My daughter is currently going through preparation for her first sacrament of reconciliation, and the director of the program handed out an anonymous survey to parents at the first class, assessing our attitudes about the sacrament. One of the questions was a multiple choice about why we don’t go. We could choose more than one. I don’t remember all the choices, because my reason for not going wasn’t on there.

I don’t believe it’s unnecessary, nor do I doubt my own personal need for the sacrament. And it’s certainly not because I haven’t sinned or done something the church tells me is wrong.

I don’t go because I’m not really sorry.

I DO feel guilty that I’m not sorry, though.

Maybe I should go and confess that. I suppose it’s a start.

Part of my spiritual practice includes being willing to be willing. This is particularly helpful when I am just not quite ready to let go of an outcome or a behavior or a relationship I know deep in my heart is not serving God. I’m rarely willing to let go immediately. I joke and say there’s not a relationship I’ve had that doesn’t have claw marks in it from when God wrenched it from my tiny, clenched fists of rage. I may not be willing, but I can ask God to help me be willing to be willing to let go.

Help me to be willing to seek You in the sacrament of reconciliation.

I have a tool borrowed from the 12-step tradition that helps me with this. It’s called an inventory. There’s no one right way to do it. The 4th step talks about a “fearless and searching moral inventory” while the 10th step talks about a continuous inventory.

There is a wrong way to do it. It doesn’t say “list only your failings.” That is what most of us do when we examine our conscience, isn’t it? Today’s first reading encourages me to see myself the way God sees me – with justice. He doesn’t overlook the love just because I have sometimes failed to love.
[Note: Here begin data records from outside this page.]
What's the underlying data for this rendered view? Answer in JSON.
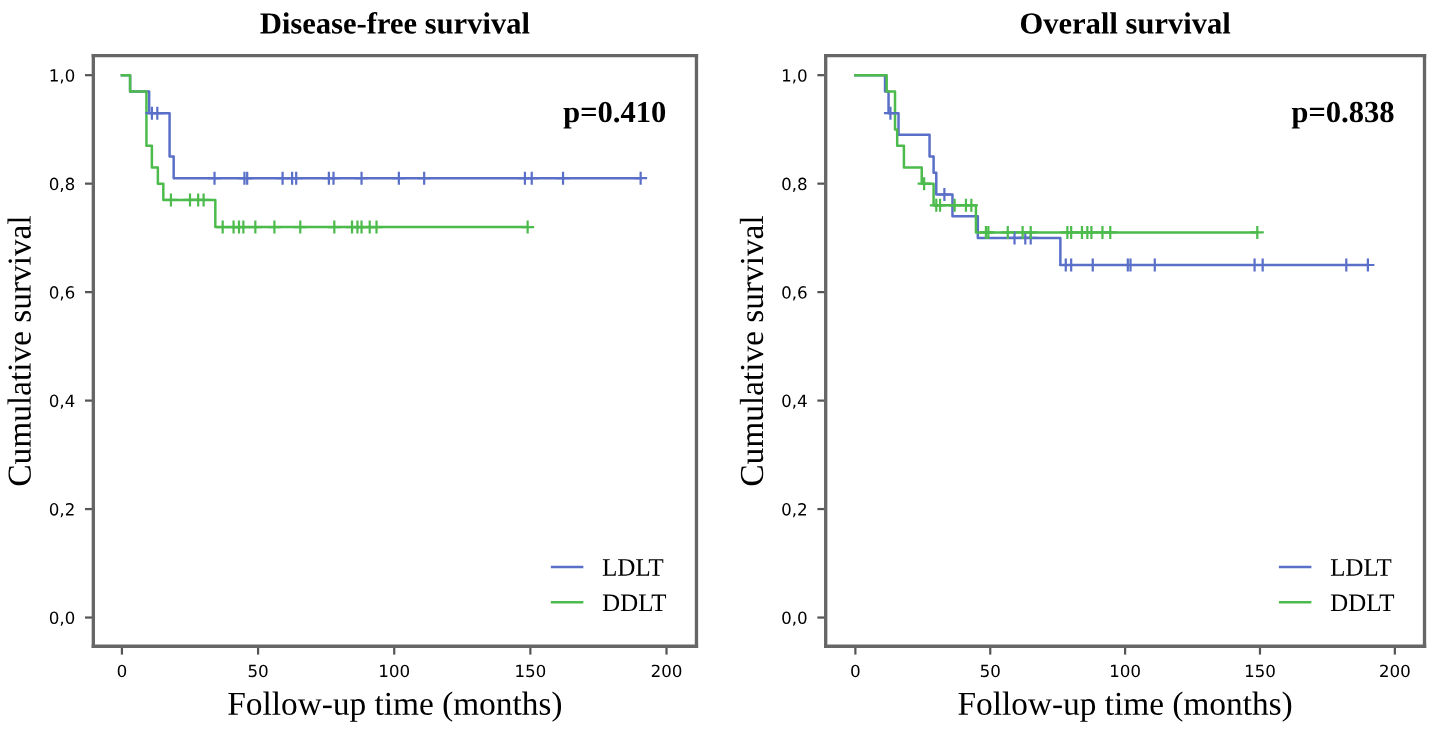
{
  "chart_data": [
    {
      "type": "step",
      "title": "Disease-free survival",
      "xlabel": "Follow-up time (months)",
      "ylabel": "Cumulative survival",
      "annotations": [
        "p=0.410"
      ],
      "xlim": [
        -10.5,
        211
      ],
      "ylim": [
        -0.053,
        1.036
      ],
      "xticks": [
        0,
        50,
        100,
        150,
        200
      ],
      "yticks": [
        {
          "value": 0,
          "label": "0,0"
        },
        {
          "value": 0.2,
          "label": "0,2"
        },
        {
          "value": 0.4,
          "label": "0,4"
        },
        {
          "value": 0.6,
          "label": "0,6"
        },
        {
          "value": 0.8,
          "label": "0,8"
        },
        {
          "value": 1,
          "label": "1,0"
        }
      ],
      "legend": "bottom right",
      "series": [
        {
          "name": "LDLT",
          "color": "#5a6fc8",
          "x": [
            0,
            3,
            10,
            17.5,
            19,
            190.5
          ],
          "values": [
            1.0,
            0.97,
            0.93,
            0.85,
            0.81,
            0.81
          ]
        },
        {
          "name": "DDLT",
          "color": "#4cbb4c",
          "x": [
            0,
            3,
            9,
            11,
            13.2,
            15.2,
            34.3,
            149
          ],
          "values": [
            1.0,
            0.97,
            0.87,
            0.83,
            0.8,
            0.77,
            0.72,
            0.72
          ]
        },
        {
          "type": "scatter",
          "marker": "cross",
          "color": "#5a6fc8",
          "x": [
            11,
            13,
            34,
            45,
            46,
            59,
            62.5,
            64,
            76,
            77.7,
            88,
            101.7,
            111,
            148,
            150.5,
            162,
            190.5
          ],
          "values": [
            0.93,
            0.93,
            0.81,
            0.81,
            0.81,
            0.81,
            0.81,
            0.81,
            0.81,
            0.81,
            0.81,
            0.81,
            0.81,
            0.81,
            0.81,
            0.81,
            0.81
          ]
        },
        {
          "type": "scatter",
          "marker": "cross",
          "color": "#4cbb4c",
          "x": [
            18,
            25,
            28,
            30,
            37,
            41,
            43,
            44.6,
            49,
            56,
            65.5,
            78,
            84.5,
            86.5,
            88,
            91,
            93.5,
            149
          ],
          "values": [
            0.77,
            0.77,
            0.77,
            0.77,
            0.72,
            0.72,
            0.72,
            0.72,
            0.72,
            0.72,
            0.72,
            0.72,
            0.72,
            0.72,
            0.72,
            0.72,
            0.72,
            0.72
          ]
        }
      ]
    },
    {
      "type": "step",
      "title": "Overall survival",
      "xlabel": "Follow-up time (months)",
      "ylabel": "Cumulative survival",
      "annotations": [
        "p=0.838"
      ],
      "xlim": [
        -11,
        211
      ],
      "ylim": [
        -0.053,
        1.036
      ],
      "xticks": [
        0,
        50,
        100,
        150,
        200
      ],
      "yticks": [
        {
          "value": 0,
          "label": "0,0"
        },
        {
          "value": 0.2,
          "label": "0,2"
        },
        {
          "value": 0.4,
          "label": "0,4"
        },
        {
          "value": 0.6,
          "label": "0,6"
        },
        {
          "value": 0.8,
          "label": "0,8"
        },
        {
          "value": 1,
          "label": "1,0"
        }
      ],
      "legend": "bottom right",
      "series": [
        {
          "name": "LDLT",
          "color": "#5a6fc8",
          "x": [
            0,
            11,
            12.3,
            16,
            27.5,
            29,
            30,
            36,
            45.4,
            76,
            190
          ],
          "values": [
            1.0,
            0.97,
            0.93,
            0.89,
            0.85,
            0.82,
            0.78,
            0.74,
            0.7,
            0.65,
            0.65
          ]
        },
        {
          "name": "DDLT",
          "color": "#4cbb4c",
          "x": [
            0,
            11.6,
            14.7,
            15.5,
            18,
            24.6,
            29,
            44.7,
            149
          ],
          "values": [
            1.0,
            0.97,
            0.9,
            0.87,
            0.83,
            0.8,
            0.76,
            0.71,
            0.71
          ]
        },
        {
          "type": "scatter",
          "marker": "cross",
          "color": "#5a6fc8",
          "x": [
            13,
            33,
            59,
            63,
            65,
            78,
            80,
            88,
            101,
            102,
            111,
            148,
            151,
            182,
            190
          ],
          "values": [
            0.93,
            0.78,
            0.7,
            0.7,
            0.7,
            0.65,
            0.65,
            0.65,
            0.65,
            0.65,
            0.65,
            0.65,
            0.65,
            0.65,
            0.65
          ]
        },
        {
          "type": "scatter",
          "marker": "cross",
          "color": "#4cbb4c",
          "x": [
            25.5,
            30,
            31.4,
            36.8,
            41,
            43,
            48.4,
            49.3,
            56.5,
            62,
            65,
            78.6,
            80,
            84,
            86,
            87.5,
            91.6,
            94.5,
            149
          ],
          "values": [
            0.8,
            0.76,
            0.76,
            0.76,
            0.76,
            0.76,
            0.71,
            0.71,
            0.71,
            0.71,
            0.71,
            0.71,
            0.71,
            0.71,
            0.71,
            0.71,
            0.71,
            0.71,
            0.71
          ]
        }
      ]
    }
  ]
}
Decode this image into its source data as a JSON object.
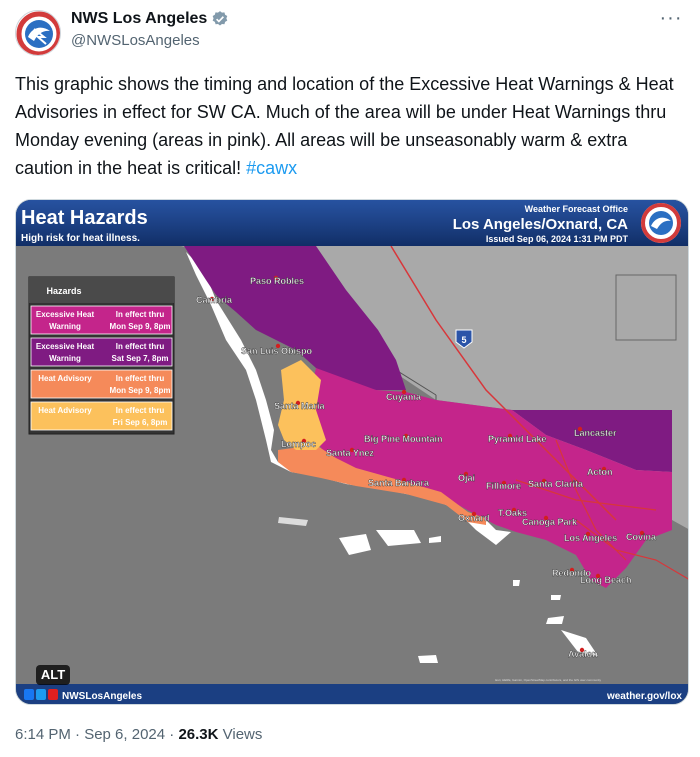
{
  "author": {
    "display_name": "NWS Los Angeles",
    "handle": "@NWSLosAngeles",
    "avatar_icon": "nws-logo-icon",
    "verified_icon": "verified-badge-icon"
  },
  "more_icon": "more-options-icon",
  "tweet": {
    "text": "This graphic shows the timing and location of the Excessive Heat Warnings & Heat Advisories in effect for SW CA. Much of the area will be under Heat Warnings thru Monday evening (areas in pink). All areas will be unseasonably warm  & extra caution in the heat is critical! ",
    "hashtag": "#cawx"
  },
  "graphic": {
    "title": "Heat Hazards",
    "subtitle": "High risk for heat illness.",
    "office_label": "Weather Forecast Office",
    "office_name": "Los Angeles/Oxnard, CA",
    "issued": "Issued Sep 06, 2024 1:31 PM PDT",
    "legend_title": "Hazards",
    "legend": [
      {
        "hazard": "Excessive Heat Warning",
        "line1": "Excessive Heat",
        "line2": "Warning",
        "eff1": "In effect thru",
        "eff2": "Mon Sep 9, 8pm",
        "color": "#c4258b"
      },
      {
        "hazard": "Excessive Heat Warning",
        "line1": "Excessive Heat",
        "line2": "Warning",
        "eff1": "In effect thru",
        "eff2": "Sat Sep 7, 8pm",
        "color": "#7f1b82"
      },
      {
        "hazard": "Heat Advisory",
        "line1": "Heat Advisory",
        "line2": "",
        "eff1": "In effect thru",
        "eff2": "Mon Sep 9, 8pm",
        "color": "#f58a5a"
      },
      {
        "hazard": "Heat Advisory",
        "line1": "Heat Advisory",
        "line2": "",
        "eff1": "In effect thru",
        "eff2": "Fri Sep 6, 8pm",
        "color": "#fcc15c"
      }
    ],
    "highway_label": "5",
    "cities": [
      "Paso Robles",
      "Cambria",
      "San Luis Obispo",
      "Santa Maria",
      "Cuyama",
      "Lompoc",
      "Big Pine Mountain",
      "Santa Ynez",
      "Pyramid Lake",
      "Lancaster",
      "Santa Barbara",
      "Ojai",
      "Fillmore",
      "Santa Clarita",
      "Acton",
      "Oxnard",
      "T.Oaks",
      "Canoga Park",
      "Los Angeles",
      "Covina",
      "Redondo",
      "Long Beach",
      "Avalon"
    ],
    "footer_handle": "NWSLosAngeles",
    "footer_url": "weather.gov/lox",
    "credits": "Esri, HERE, Garmin, OpenStreetMap contributors, and the GIS user community"
  },
  "alt_label": "ALT",
  "footer": {
    "time": "6:14 PM · Sep 6, 2024 · ",
    "views_count": "26.3K",
    "views_label": " Views"
  }
}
He doesn’t overlook my service to others just because there are times I’ve neglected to serve.

Truth be told, I’m afraid to look at why I’m not sorry for some of my willful disobedience. I just don’t want to go there. I don’t want to go there alone, and I don’t want to go there with God.

What I’ve learned is that God will take me there whether or not I want to go. It’s up to me whether I open my eyes or keep them shut. What am I missing if I keep them shut? I miss seeing my virtues when I shut my eyes to my vices, and seeing my virtues is what fills my heart with healthy esteem for myself. Without taking that fearless searching inventory of myself with a just God who sees it all, I’m dooming myself to a life of low self-esteem and a bottomless black hole in my soul, and an ever-widening gap between myself and the God I profess to love and serve.

Well, if that’s not motivation, I don’t know what else is.

The Gospel reading today also touches on this idea of being judged – not by God, but by our peers, or people in authority. The Pharisees criticized Jesus and his disciples because they were picking heads of wheat in the field they were walking through on -GASP – the Sabbath. Was it breaking the church rule? Technically, yes. Was it a sin? Well, Jesus doesn’t actually answer that question. He merely tells a story about old King David and states, “The sabbath was made for man, not man for the sabbath.” We can extrapolate and say the same of any of the commandments, can’t we? After all, God created humanity in Genesis, and it’s not until the books of Exodus and Deuteronomy that we get Ten Commandments and all the other Hebrew laws.

I’m not saying that we start calling them “the ten suggestions.” I’m not saying that the church doesn’t have the authority to say what is right or wrong. That would be justifying harmful behaviors that those commandments address directly. What I am saying is that sharing my struggles with Jesus may yield some surprising answers. But I won’t get those answers unless I invite Him into my fearful heart.